Thanks a million for the info Matt!

matt sanders

Hi folks,

Back in August I was making good progress with my replica Police Box, but then I got ill, so had to put things on hold for a while.  (At one stage it even looked like I might have been poisoned by the fibreglass chemicals that I was using to make the box, which rather dampened my enthusiasm for the project!)

Anyway, by the time I was better, I had to spend all my spare time repairing my house's front door and rotten frame, ready for the winter, so I've only recently got back to the grindstone...

I've concluded that it's now too cold to be making big fibreglass components out in the back yard, so for the moment I am concentrating on the smaller details, that can be made in the kitchen. 

A couple of weeks ago, I made another trip to Crich, and made silicone moulds of more components, including the Lamp Base, Lamp Top Dome, Various Window details, and both Door Handles...

So - stay tuned for pictures of my replica Lamp, in the next few days...  ;-)

Elvis Gump

I know the feeling. I was zipping along and hurt my back at work and lost a lot of steam. I'm still working on mine in small fits and starts, but had to wait until I can get some extra tools and stuff I needed.

Can't wait to see your box build progress!


Dec 04, 2014, 08:03 pm #58 Last Edit: Dec 04, 2014, 08:07 pm by galacticprobe
Whoa!
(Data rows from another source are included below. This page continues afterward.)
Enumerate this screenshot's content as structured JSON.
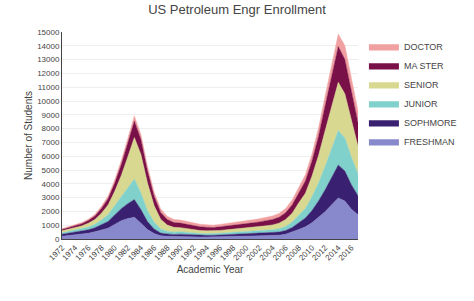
{
  "chart_data": {
    "type": "area",
    "title": "US Petroleum Engr Enrollment",
    "xlabel": "Academic Year",
    "ylabel": "Number of Students",
    "x": [
      1972,
      1973,
      1974,
      1975,
      1976,
      1977,
      1978,
      1979,
      1980,
      1981,
      1982,
      1983,
      1984,
      1985,
      1986,
      1987,
      1988,
      1989,
      1990,
      1991,
      1992,
      1993,
      1994,
      1995,
      1996,
      1997,
      1998,
      1999,
      2000,
      2001,
      2002,
      2003,
      2004,
      2005,
      2006,
      2007,
      2008,
      2009,
      2010,
      2011,
      2012,
      2013,
      2014,
      2015,
      2016,
      2017
    ],
    "series": [
      {
        "name": "FRESHMAN",
        "color": "#8888cc",
        "values": [
          200,
          250,
          300,
          350,
          420,
          520,
          630,
          780,
          1050,
          1320,
          1480,
          1580,
          1150,
          680,
          390,
          240,
          195,
          175,
          195,
          175,
          155,
          145,
          148,
          148,
          158,
          168,
          178,
          198,
          208,
          218,
          228,
          238,
          248,
          275,
          345,
          490,
          690,
          880,
          1180,
          1580,
          1980,
          2480,
          2980,
          2750,
          2150,
          1750
        ]
      },
      {
        "name": "SOPHMORE",
        "color": "#3a2070",
        "values": [
          145,
          175,
          195,
          215,
          245,
          295,
          395,
          490,
          690,
          880,
          1080,
          1280,
          980,
          580,
          340,
          195,
          175,
          155,
          155,
          145,
          135,
          125,
          118,
          118,
          128,
          138,
          148,
          158,
          168,
          178,
          188,
          198,
          208,
          228,
          268,
          345,
          490,
          640,
          880,
          1180,
          1580,
          1980,
          2380,
          2180,
          1780,
          1380
        ]
      },
      {
        "name": "JUNIOR",
        "color": "#80d0cc",
        "values": [
          100,
          118,
          138,
          158,
          198,
          248,
          348,
          495,
          695,
          895,
          1195,
          1495,
          1195,
          795,
          495,
          295,
          198,
          168,
          178,
          158,
          138,
          128,
          118,
          118,
          128,
          138,
          148,
          158,
          168,
          178,
          188,
          198,
          218,
          248,
          298,
          395,
          545,
          695,
          995,
          1295,
          1695,
          2095,
          2495,
          2395,
          1995,
          1595
        ]
      },
      {
        "name": "SENIOR",
        "color": "#d8d890",
        "values": [
          148,
          178,
          198,
          228,
          278,
          348,
          498,
          698,
          998,
          1495,
          2195,
          2995,
          2795,
          1995,
          1195,
          695,
          445,
          345,
          295,
          265,
          238,
          218,
          208,
          198,
          208,
          218,
          228,
          238,
          258,
          278,
          298,
          318,
          348,
          398,
          495,
          645,
          895,
          1095,
          1495,
          1995,
          2595,
          2995,
          3495,
          3195,
          2595,
          1995
        ]
      },
      {
        "name": "MA STER",
        "color": "#7a1048",
        "values": [
          100,
          118,
          138,
          158,
          198,
          248,
          348,
          448,
          598,
          798,
          998,
          1198,
          1098,
          898,
          698,
          498,
          398,
          348,
          328,
          308,
          288,
          268,
          258,
          248,
          258,
          268,
          278,
          288,
          298,
          318,
          338,
          358,
          388,
          428,
          498,
          598,
          748,
          898,
          1098,
          1398,
          1798,
          2198,
          2598,
          2498,
          2098,
          1698
        ]
      },
      {
        "name": "DOCTOR",
        "color": "#f0a0a0",
        "values": [
          50,
          60,
          68,
          78,
          98,
          118,
          148,
          178,
          218,
          268,
          318,
          368,
          338,
          308,
          278,
          258,
          238,
          228,
          218,
          208,
          198,
          188,
          178,
          173,
          178,
          183,
          188,
          198,
          208,
          218,
          228,
          238,
          258,
          278,
          308,
          348,
          398,
          448,
          498,
          598,
          698,
          798,
          898,
          998,
          948,
          848
        ]
      }
    ],
    "stacked": true,
    "xlim": [
      1972,
      2017
    ],
    "xticks": [
      1972,
      1974,
      1976,
      1978,
      1980,
      1982,
      1984,
      1986,
      1988,
      1990,
      1992,
      1994,
      1996,
      1998,
      2000,
      2002,
      2004,
      2006,
      2008,
      2010,
      2012,
      2014,
      2016
    ],
    "ylim": [
      0,
      15000
    ],
    "yticks": [
      0,
      1000,
      2000,
      3000,
      4000,
      5000,
      6000,
      7000,
      8000,
      9000,
      10000,
      11000,
      12000,
      13000,
      14000,
      15000
    ],
    "grid": true,
    "legend": "upper right"
  }
}
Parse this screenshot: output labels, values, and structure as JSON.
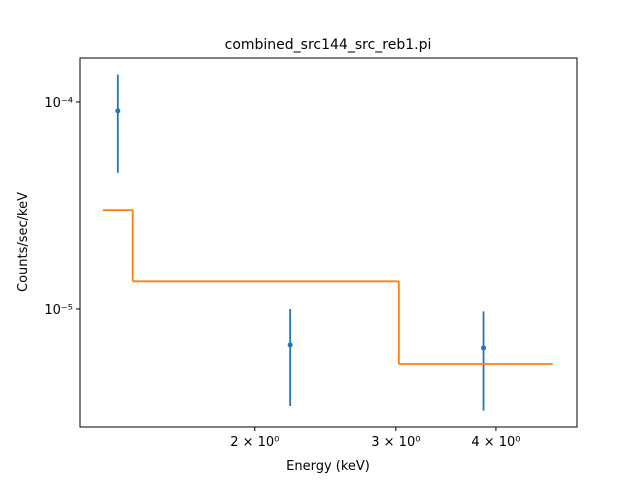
{
  "chart_data": {
    "type": "scatter",
    "title": "combined_src144_src_reb1.pi",
    "x_label": "Energy (keV)",
    "y_label": "Counts/sec/keV",
    "x_scale": "log",
    "y_scale": "log",
    "xlim": [
      1.21,
      5.05
    ],
    "ylim": [
      2.69e-06,
      0.000163
    ],
    "xticks": [
      {
        "value": 2,
        "label": "2 × 10⁰"
      },
      {
        "value": 3,
        "label": "3 × 10⁰"
      },
      {
        "value": 4,
        "label": "4 × 10⁰"
      }
    ],
    "yticks": [
      {
        "value": 1e-05,
        "label": "10⁻⁵"
      },
      {
        "value": 0.0001,
        "label": "10⁻⁴"
      }
    ],
    "series": [
      {
        "kind": "errorbar",
        "color": "#1f77b4",
        "x": [
          1.349,
          2.214,
          3.86
        ],
        "values": [
          9.05e-05,
          6.7e-06,
          6.48e-06
        ],
        "errors": [
          4.5e-05,
          3.3e-06,
          3.25e-06
        ]
      },
      {
        "kind": "step",
        "color": "#ff7f0e",
        "bins": [
          1.292,
          1.408,
          3.026,
          4.71
        ],
        "values": [
          3e-05,
          1.36e-05,
          5.42e-06
        ]
      }
    ]
  }
}
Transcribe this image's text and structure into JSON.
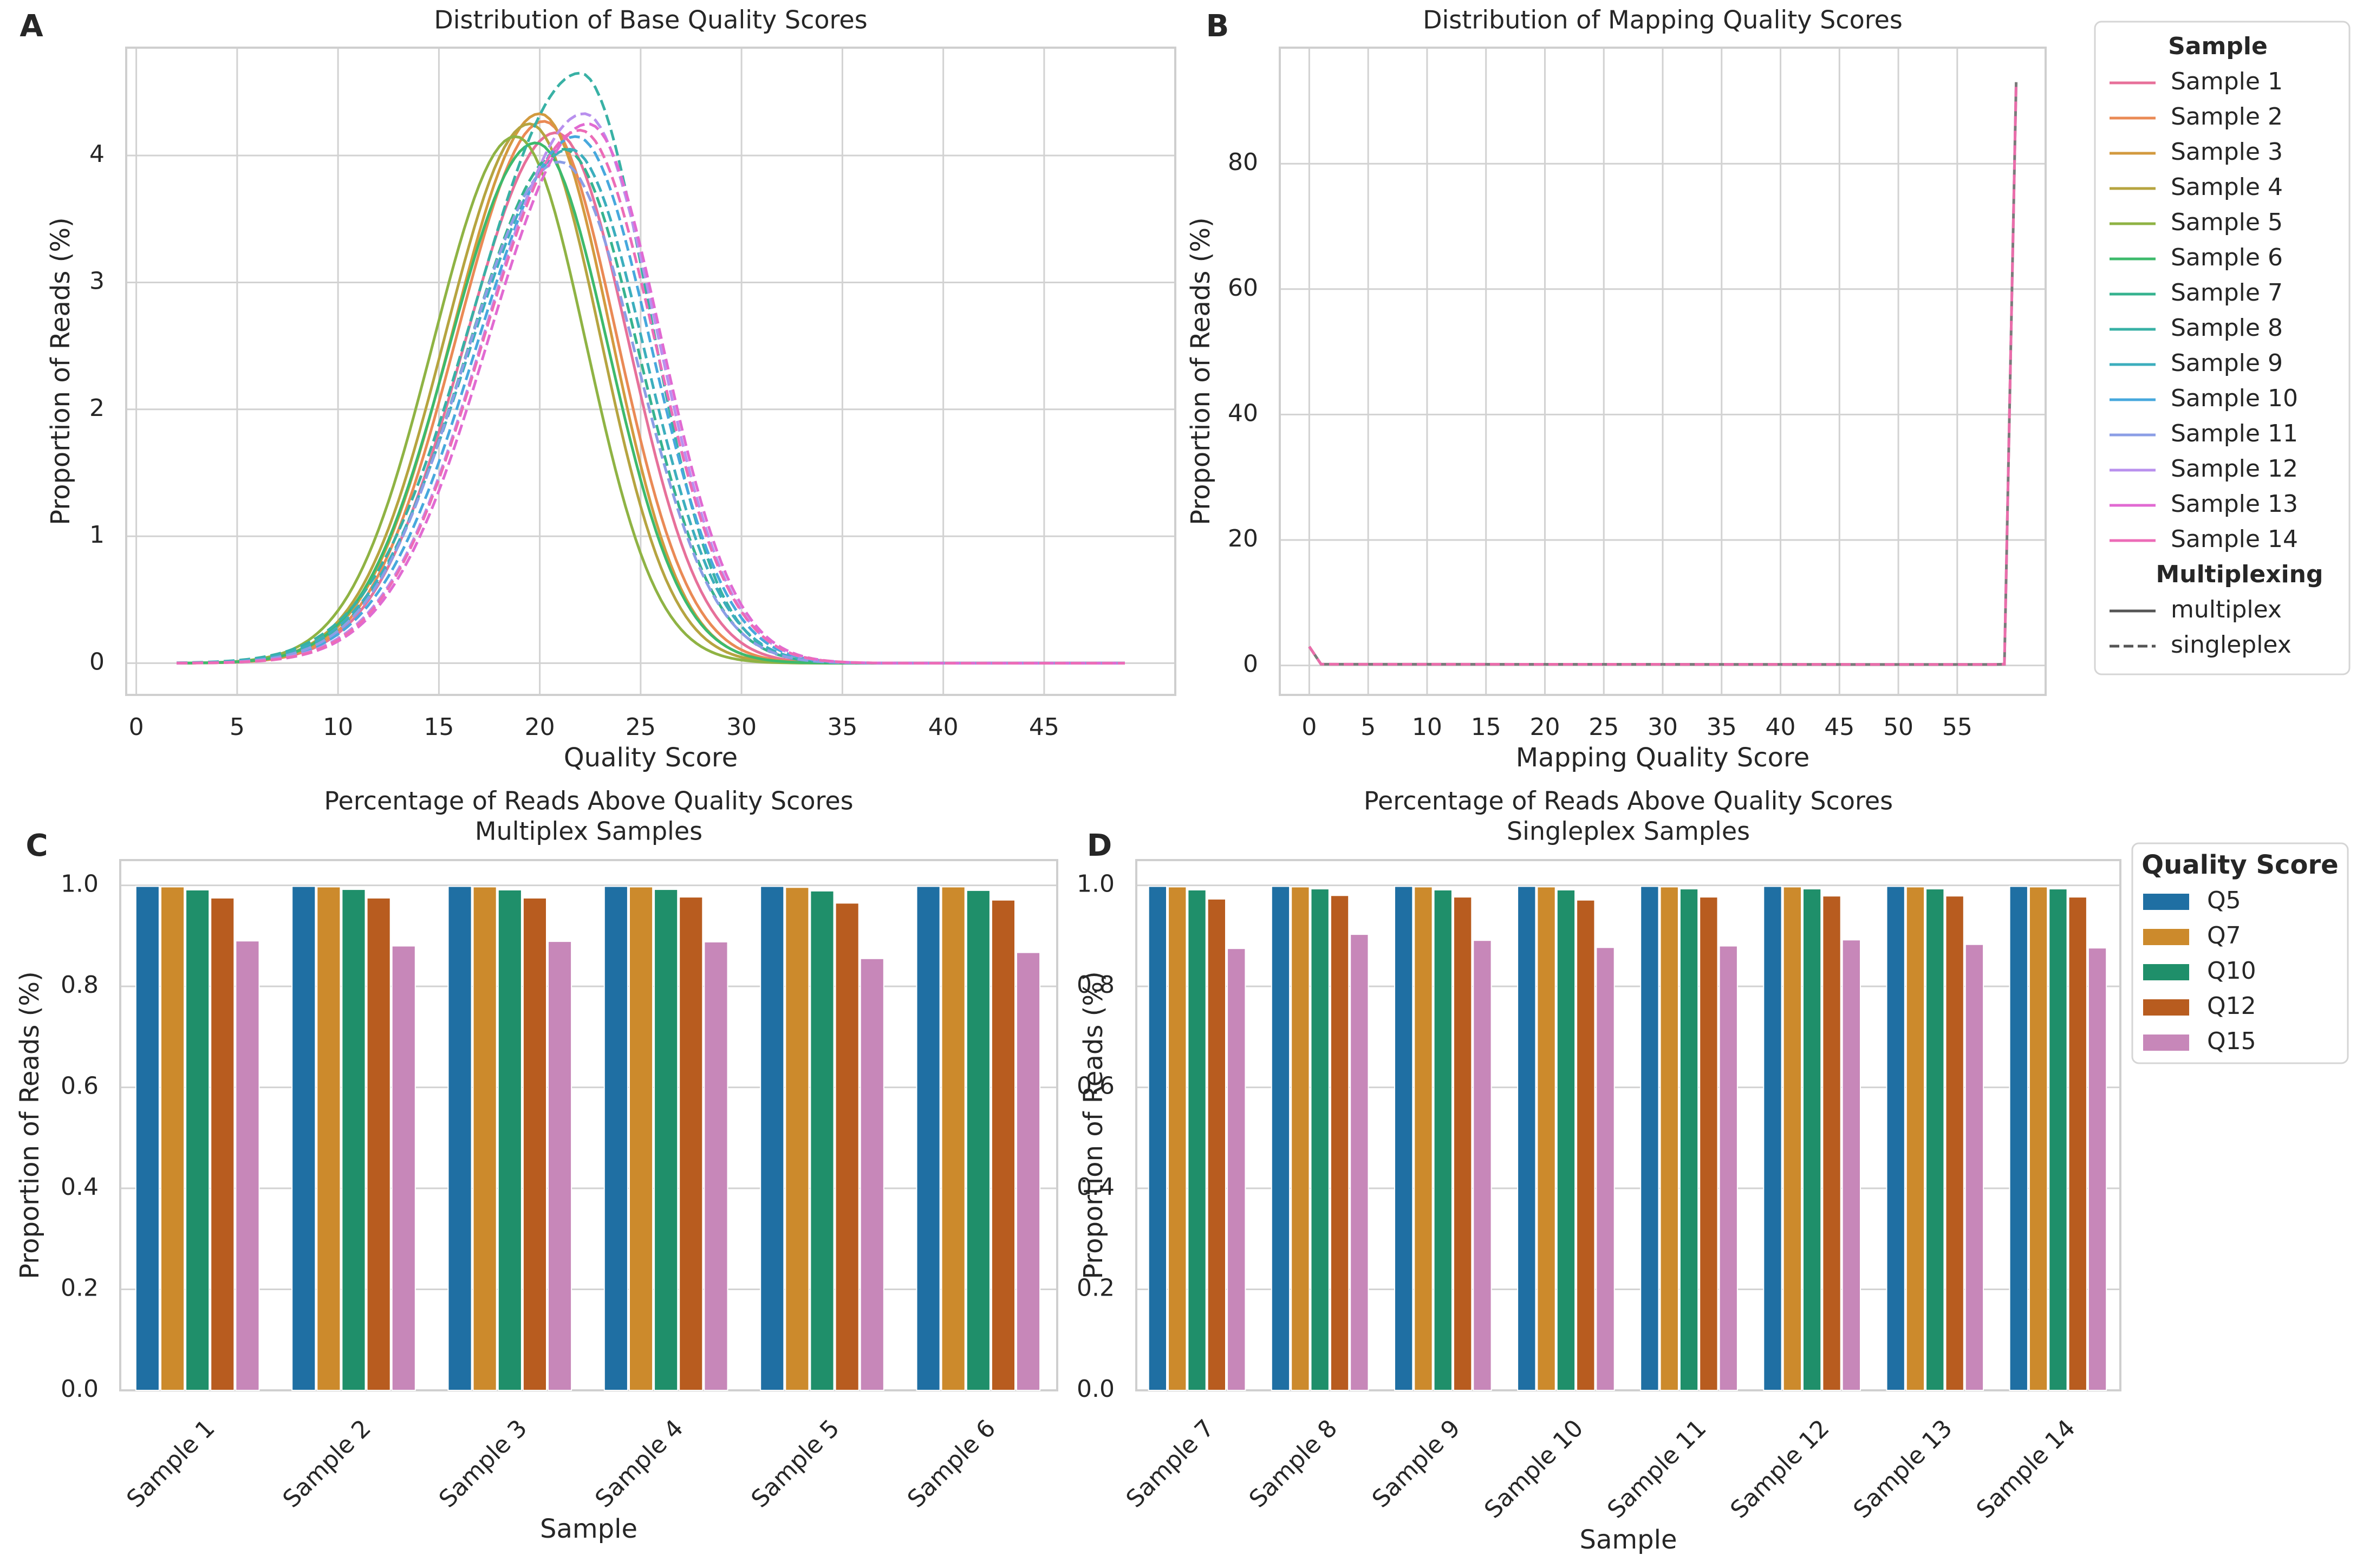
{
  "panel_labels": [
    "A",
    "B",
    "C",
    "D"
  ],
  "legend_samples": {
    "title": "Sample",
    "items": [
      {
        "name": "Sample 1",
        "color": "#e7709a"
      },
      {
        "name": "Sample 2",
        "color": "#ea8a55"
      },
      {
        "name": "Sample 3",
        "color": "#d39a3f"
      },
      {
        "name": "Sample 4",
        "color": "#b6a440"
      },
      {
        "name": "Sample 5",
        "color": "#8fb344"
      },
      {
        "name": "Sample 6",
        "color": "#3dba6c"
      },
      {
        "name": "Sample 7",
        "color": "#36b38f"
      },
      {
        "name": "Sample 8",
        "color": "#38b1a5"
      },
      {
        "name": "Sample 9",
        "color": "#3caebd"
      },
      {
        "name": "Sample 10",
        "color": "#47a8dd"
      },
      {
        "name": "Sample 11",
        "color": "#8b9ee6"
      },
      {
        "name": "Sample 12",
        "color": "#b990ee"
      },
      {
        "name": "Sample 13",
        "color": "#e16ad2"
      },
      {
        "name": "Sample 14",
        "color": "#ec6cb7"
      }
    ],
    "style_title": "Multiplexing",
    "styles": [
      {
        "name": "multiplex",
        "dash": "solid"
      },
      {
        "name": "singleplex",
        "dash": "dashed"
      }
    ]
  },
  "legend_quality": {
    "title": "Quality Score",
    "items": [
      {
        "name": "Q5",
        "color": "#1f6fa3"
      },
      {
        "name": "Q7",
        "color": "#cc8a2c"
      },
      {
        "name": "Q10",
        "color": "#1f8f6a"
      },
      {
        "name": "Q12",
        "color": "#b85c1f"
      },
      {
        "name": "Q15",
        "color": "#c787b9"
      }
    ]
  },
  "chart_data": [
    {
      "panel": "A",
      "type": "line",
      "title": "Distribution of Base Quality Scores",
      "xlabel": "Quality Score",
      "ylabel": "Proportion of Reads (%)",
      "xlim": [
        -0.5,
        51.5
      ],
      "ylim": [
        -0.25,
        4.85
      ],
      "xticks": [
        0,
        5,
        10,
        15,
        20,
        25,
        30,
        35,
        40,
        45
      ],
      "yticks": [
        0,
        1,
        2,
        3,
        4
      ],
      "grid": true,
      "x_range": [
        2,
        49
      ],
      "series": [
        {
          "name": "Sample 1",
          "style": "multiplex",
          "peak": 20.8,
          "height": 4.18,
          "sl": 4.5,
          "sr": 3.6
        },
        {
          "name": "Sample 2",
          "style": "multiplex",
          "peak": 20.2,
          "height": 4.27,
          "sl": 4.3,
          "sr": 3.6
        },
        {
          "name": "Sample 3",
          "style": "multiplex",
          "peak": 20.0,
          "height": 4.33,
          "sl": 4.3,
          "sr": 3.5
        },
        {
          "name": "Sample 4",
          "style": "multiplex",
          "peak": 19.5,
          "height": 4.25,
          "sl": 4.2,
          "sr": 3.5
        },
        {
          "name": "Sample 5",
          "style": "multiplex",
          "peak": 18.8,
          "height": 4.15,
          "sl": 4.1,
          "sr": 3.5
        },
        {
          "name": "Sample 6",
          "style": "multiplex",
          "peak": 19.8,
          "height": 4.1,
          "sl": 4.3,
          "sr": 3.6
        },
        {
          "name": "Sample 7",
          "style": "singleplex",
          "peak": 21.2,
          "height": 4.05,
          "sl": 4.8,
          "sr": 3.7
        },
        {
          "name": "Sample 8",
          "style": "singleplex",
          "peak": 22.0,
          "height": 4.65,
          "sl": 5.2,
          "sr": 3.4
        },
        {
          "name": "Sample 9",
          "style": "singleplex",
          "peak": 21.5,
          "height": 4.05,
          "sl": 5.0,
          "sr": 3.7
        },
        {
          "name": "Sample 10",
          "style": "singleplex",
          "peak": 21.8,
          "height": 4.15,
          "sl": 4.9,
          "sr": 3.7
        },
        {
          "name": "Sample 11",
          "style": "singleplex",
          "peak": 21.0,
          "height": 3.95,
          "sl": 4.7,
          "sr": 3.8
        },
        {
          "name": "Sample 12",
          "style": "singleplex",
          "peak": 22.2,
          "height": 4.33,
          "sl": 4.9,
          "sr": 3.6
        },
        {
          "name": "Sample 13",
          "style": "singleplex",
          "peak": 22.4,
          "height": 4.25,
          "sl": 4.9,
          "sr": 3.6
        },
        {
          "name": "Sample 14",
          "style": "singleplex",
          "peak": 22.0,
          "height": 4.2,
          "sl": 4.8,
          "sr": 3.7
        }
      ]
    },
    {
      "panel": "B",
      "type": "line",
      "title": "Distribution of Mapping Quality Scores",
      "xlabel": "Mapping Quality Score",
      "ylabel": "Proportion of Reads (%)",
      "xlim": [
        -2.5,
        62.5
      ],
      "ylim": [
        -4.7,
        98.5
      ],
      "xticks": [
        0,
        5,
        10,
        15,
        20,
        25,
        30,
        35,
        40,
        45,
        50,
        55
      ],
      "yticks": [
        0,
        20,
        40,
        60,
        80
      ],
      "grid": true,
      "x": [
        0,
        1,
        58,
        59,
        60
      ],
      "y": [
        3.0,
        0.2,
        0.15,
        0.2,
        93.0
      ],
      "series_names": [
        "Sample 1",
        "Sample 2",
        "Sample 3",
        "Sample 4",
        "Sample 5",
        "Sample 6",
        "Sample 7",
        "Sample 8",
        "Sample 9",
        "Sample 10",
        "Sample 11",
        "Sample 12",
        "Sample 13",
        "Sample 14"
      ]
    },
    {
      "panel": "C",
      "type": "bar",
      "title": "Percentage of Reads Above Quality Scores",
      "subtitle": "Multiplex Samples",
      "xlabel": "Sample",
      "ylabel": "Proportion of Reads (%)",
      "ylim": [
        0,
        1.05
      ],
      "yticks": [
        "0.0",
        "0.2",
        "0.4",
        "0.6",
        "0.8",
        "1.0"
      ],
      "categories": [
        "Sample 1",
        "Sample 2",
        "Sample 3",
        "Sample 4",
        "Sample 5",
        "Sample 6"
      ],
      "series": [
        {
          "name": "Q5",
          "values": [
            0.998,
            0.998,
            0.998,
            0.998,
            0.998,
            0.998
          ]
        },
        {
          "name": "Q7",
          "values": [
            0.997,
            0.997,
            0.997,
            0.997,
            0.996,
            0.997
          ]
        },
        {
          "name": "Q10",
          "values": [
            0.991,
            0.992,
            0.991,
            0.992,
            0.989,
            0.99
          ]
        },
        {
          "name": "Q12",
          "values": [
            0.975,
            0.975,
            0.975,
            0.977,
            0.965,
            0.971
          ]
        },
        {
          "name": "Q15",
          "values": [
            0.89,
            0.88,
            0.889,
            0.888,
            0.855,
            0.867
          ]
        }
      ]
    },
    {
      "panel": "D",
      "type": "bar",
      "title": "Percentage of Reads Above Quality Scores",
      "subtitle": "Singleplex Samples",
      "xlabel": "Sample",
      "ylabel": "Proportion of Reads (%)",
      "ylim": [
        0,
        1.05
      ],
      "yticks": [
        "0.0",
        "0.2",
        "0.4",
        "0.6",
        "0.8",
        "1.0"
      ],
      "categories": [
        "Sample 7",
        "Sample 8",
        "Sample 9",
        "Sample 10",
        "Sample 11",
        "Sample 12",
        "Sample 13",
        "Sample 14"
      ],
      "series": [
        {
          "name": "Q5",
          "values": [
            0.998,
            0.998,
            0.998,
            0.998,
            0.998,
            0.998,
            0.998,
            0.998
          ]
        },
        {
          "name": "Q7",
          "values": [
            0.997,
            0.997,
            0.997,
            0.997,
            0.997,
            0.997,
            0.997,
            0.997
          ]
        },
        {
          "name": "Q10",
          "values": [
            0.991,
            0.993,
            0.991,
            0.991,
            0.993,
            0.993,
            0.993,
            0.993
          ]
        },
        {
          "name": "Q12",
          "values": [
            0.973,
            0.98,
            0.977,
            0.971,
            0.977,
            0.979,
            0.979,
            0.977
          ]
        },
        {
          "name": "Q15",
          "values": [
            0.875,
            0.903,
            0.891,
            0.877,
            0.88,
            0.892,
            0.883,
            0.876
          ]
        }
      ]
    }
  ]
}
Matt! Sounds like you had a really bad turn! I'm so happy to see that you've recovered from your illness. (I hope it wasn't fiberglass poisoning! Maybe just the resin fumes got to you? Anyway, you're all right now, and that's all that matters.)

I, for one, am looking forward to see your renewed progress. (And to be extra safe: this time wear rubber gloves and one of those "fume filtering" masks when working with the fiberglass resins. I would hate to see you fall ill again. Forget worrying about seeing your build completed; I just want to see you stay healthy!)

And the way you keep getting moulds from the Crich box, by the time you're done with it, you could feasibly have the entire box moulded! (Especially since no one seems to be bothering you while you're doing all this. Do you have a perception filter that you're using when making moulds out there?)

"What's wrong with being childish?! I like being childish." -3rd Doctor, "Terror of the Autons"


Ouch! Sorry to hear you were ill, Matt - certainly explains the sparsity of posts the last couple of months.

I concur with Dino - even if not the direct cause, the toxic fluids and fumes inherent in working with resins and many paints are definitely something to be very careful of, especially indoors.

Hope things keep getting better, and can't wait to see the results of all your research and hard work. Been waiting for someone to do this for years!